OpenRouter: Hosted gateway for many model families. Use this for quick cross-model comparison with one API key. WebTest AI should use the openrouter-compatible adapter profile.

Recommended Real-Model Matrix

Start with these Chinese/open-source reasoning and agentic models:

Model	Provider path	Why test it
`qwen3:8b`	Ollama	Strong open Chinese reasoning and agentic baseline.
`deepseek-r1:8b`	Ollama	Reasoning-focused Chinese open model.
`kimi-k2:1t-cloud`	Ollama cloud model	Agentic/coding-oriented Kimi K2 compatibility check.
`kimi-k2-thinking:cloud`	Ollama cloud model	Thinking/agentic Kimi path; most relevant for discovery/maintenance sessions.
`glm4`	Ollama	Chinese multilingual/general reasoning compatibility check.
`yi:9b`	Ollama	Chinese/English bilingual model compatibility check.

Useful model references:

Qwen3: https://ollama.com/library/qwen3
DeepSeek-R1: https://ollama.com/library/deepseek-r1
Kimi K2: https://ollama.com/library/kimi-k2
Kimi K2 Thinking: https://ollama.com/library/kimi-k2-thinking
GLM4: https://ollama.com/library/glm4
Yi: https://ollama.com/library/yi

Ollama Setup

Install and start Ollama, then pull the models you want to test:

ollama serve
ollama pull qwen3:8b
ollama pull deepseek-r1:8b
ollama pull kimi-k2:1t-cloud
ollama pull kimi-k2-thinking:cloud
ollama pull glm4
ollama pull yi:9b

Large/cloud-tagged models may require network access, an Ollama account, or provider-side availability. If a pull fails, skip that row and record the provider error.

Local Config Template

For the recommended first local smoke test, use the checked-in Qwen3 config at examples/config/ollama-qwen3.config.json.

The ollama adapter disables model thinking for structured JSON calls when a profile declares "reasoning": true.
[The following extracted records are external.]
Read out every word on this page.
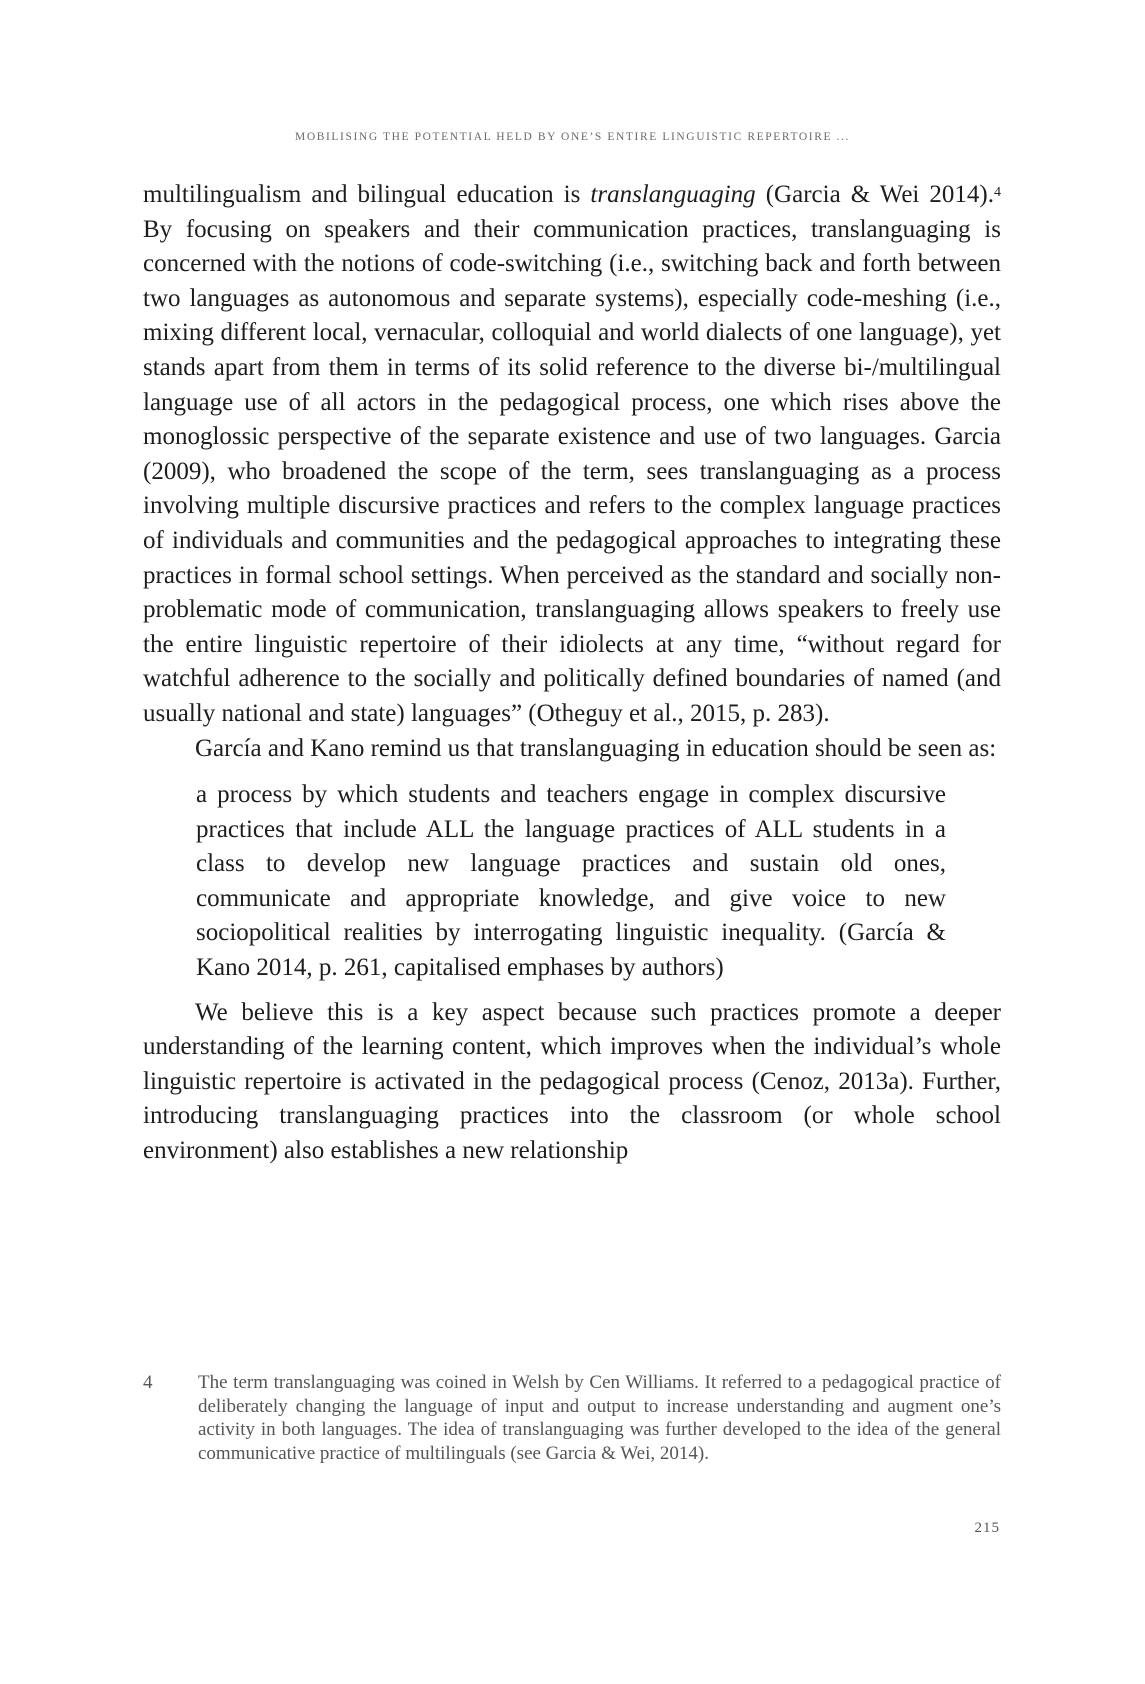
MOBILISING THE POTENTIAL HELD BY ONE’S ENTIRE LINGUISTIC REPERTOIRE ...

multilingualism and bilingual education is translanguaging (Garcia & Wei 2014).$^4$ By focusing on speakers and their communication practices, translanguaging is concerned with the notions of code-switching (i.e., switching back and forth between two languages as autonomous and separate systems), especially code-meshing (i.e., mixing different local, vernacular, colloquial and world dialects of one language), yet stands apart from them in terms of its solid reference to the diverse bi-/multilingual language use of all actors in the pedagogical process, one which rises above the monoglossic perspective of the separate existence and use of two languages. Garcia (2009), who broadened the scope of the term, sees translanguaging as a process involving multiple discursive practices and refers to the complex language practices of individuals and communities and the pedagogical approaches to integrating these practices in formal school settings. When perceived as the standard and socially non-problematic mode of communication, translanguaging allows speakers to freely use the entire linguistic repertoire of their idiolects at any time, “without regard for watchful adherence to the socially and politically defined boundaries of named (and usually national and state) languages” (Otheguy et al., 2015, p. 283).

García and Kano remind us that translanguaging in education should be seen as:

a process by which students and teachers engage in complex discursive practices that include ALL the language practices of ALL students in a class to develop new language practices and sustain old ones, communicate and appropriate knowledge, and give voice to new sociopolitical realities by interrogating linguistic inequality. (García & Kano 2014, p. 261, capitalised emphases by authors)

We believe this is a key aspect because such practices promote a deeper understanding of the learning content, which improves when the individual’s whole linguistic repertoire is activated in the pedagogical process (Cenoz, 2013a). Further, introducing translanguaging practices into the classroom (or whole school environment) also establishes a new relationship

4	The term translanguaging was coined in Welsh by Cen Williams. It referred to a pedagogical practice of deliberately changing the language of input and output to increase understanding and augment one’s activity in both languages. The idea of translanguaging was further developed to the idea of the general communicative practice of multilinguals (see Garcia & Wei, 2014).
215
This keeps Qwen3-style reasoning traces out of machine-readable responses while still documenting that the model is reasoning-capable.

To compare other models, copy examples/config/ollama-qwen3.config.json to a temporary local file and change only the profile model value.

Generic temporary config shape:

{
  "models": {
    "activeProfile": "live-model",
    "profiles": {
      "live-model": {
        "provider": "ollama",
        "model": "qwen3:8b",
        "endpoint": "http://127.0.0.1:11434",
        "apiKeyEnv": null,
        "capabilities": {
          "structuredJson": true,
          "reasoning": true,
          "toolCalling": false,
          "streaming": false,
          "vision": false
        },
        "limits": {
          "timeoutMs": 240000,
          "retries": 0,
          "maxInputBytes": 120000,
          "maxOutputTokens": 1024,
          "maxSessionTurns": 3
        }
      }
    },
    "writePolicy": {
      "roots": ["specs", "artifacts", ".webtest-ai"],
      "extensions": [".md", ".json", ".js"]
    }
  }
}

For each model in the matrix, change only models.profiles.live-model.model.

Smoke 1: Router JSON Completion

This verifies the adapter can call the model and parse structured JSON.

node - <<'NODE'
const { complete } = require("./src/models/router");
const config = require("./examples/config/ollama-qwen3.config.json");

complete({
  config,
  purpose: "live.router_smoke",
  messages: [
    { role: "system", content: "Return strict JSON only." },
    { role: "user", content: "Return {\"ok\":true,\"steps\":[\"Open \\\"/\\\"\"]}." }
  ],
  modelCalls: []
}).then((result) => {
  console.log(JSON.stringify({
    success: result.success,
    status: result.status,
    provider: result.provider,
    model: result.model,
    output: result.output,
    warnings: result.warnings,
    error: result.error
  }, null, 2));
}).catch((error) => {
  console.error(error);
  process.exitCode = 1;
});
NODE

Pass criteria:

success: true
status: "ok"
output.ok === true

Common failures:

disabled: activeProfile is missing or null.
error with provider message: Ollama is not running, model is not pulled, or provider timed out.
empty: model returned non-JSON. Increase prompt strictness, timeout, or retry count.

Smoke 2: Discovery Workflow

This verifies the session layer and webtest-ai discover command.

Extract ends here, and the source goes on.